In a recent lease renewal claim in the County Court, a judge has declined to award a tenant a “pandemic clause” finding that the tenant had not satisfied the test for inserting a new clause into the renewal lease. This might seem like bad news for tenants, but is it?

So called, “Pandemic Clauses” which allow for rent to be reduced in circumstances where premises are closed due to government regulation have become a frequent drafting request from tenants during the COVID-19 pandemic.

The recent and much publicised W H Smith – Westfield lease renewal case dealt with the tenants requested Pandemic Clause – but in circumstances where the principal of the clause was agreed – just not its operation.

In this case, the question of whether or not the clause should be included was not agreed – and it was for the court to decide.

When a party wants to add a new term into a renewal lease that was not there before, the onus is on that party to show why it is appropriate for the new terms to be added. Evidence to prove this might include, for example, expert evidence showing that such terms were common in the market place.

Despite having a good deal of expert evidence in front of him, the judge (in his decision) did not really comment on the evidence, but came to the view that the tenant had not satisfied the court of the need for the new clause.

The judge formed the view that to allow for rent to be reduced in a pandemic was a major shift in the relative commercial positions of the parties to the lease and was not justified. The judge relied heavily on the fact that the government, when announcing restrictions, had also made provision for assistance to tenants. It was to those measures, which presumably would come again, that the tenant should look in a future pandemic – not a new lease clause.

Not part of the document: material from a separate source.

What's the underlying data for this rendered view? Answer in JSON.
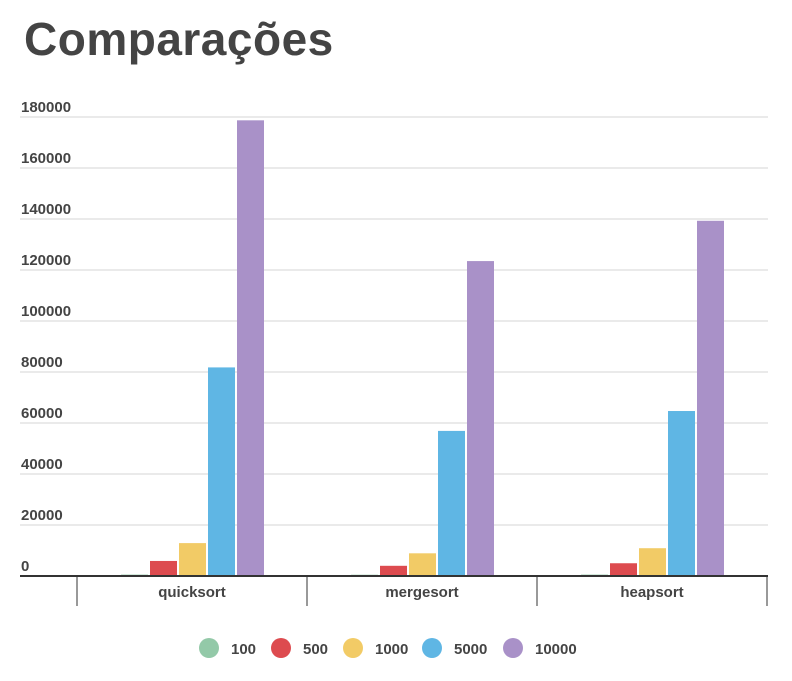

Is that now the end of the matter? Are Pandemic Clauses now consigned to the dustbin?

Probably not.

First, this was a County Court decision and is not binding authority. Another County Court (or higher) judge could come to a different conclusion.

Second, a close reading of the judgment gives some clue that, perhaps, the issue was not one which greatly interested the parties.

Its clear from the judgment that the matter was set down for a full trial – but that just before trial the parties agreed the commercial terms of a new deal. There were some few points about lease drafting (like the Pandemic Clause) which were not decided, and the parties had agreed that the judge could still decide those points.

Tellingly, the rent was agreed, and the rent would be the same whatever the judge decided on the questions of drafting still before him. Also, the parties had agreed as part of their deal that each party would bear their own costs of the claim.

This tends to suggest that the remaining issues were not of great importance to the parties and may well have not been pursued with utmost vigour.

We can expect there to be more cases to come where the issue of a Pandemic Clause really matters to the parties and it will be interesting to see if there is a different outcome.

What we have said in recent articles bears repeating – in lease renewals post pandemic – real world evidence of the local market place is going to be key. Expert evidence and good comparables have never mattered more.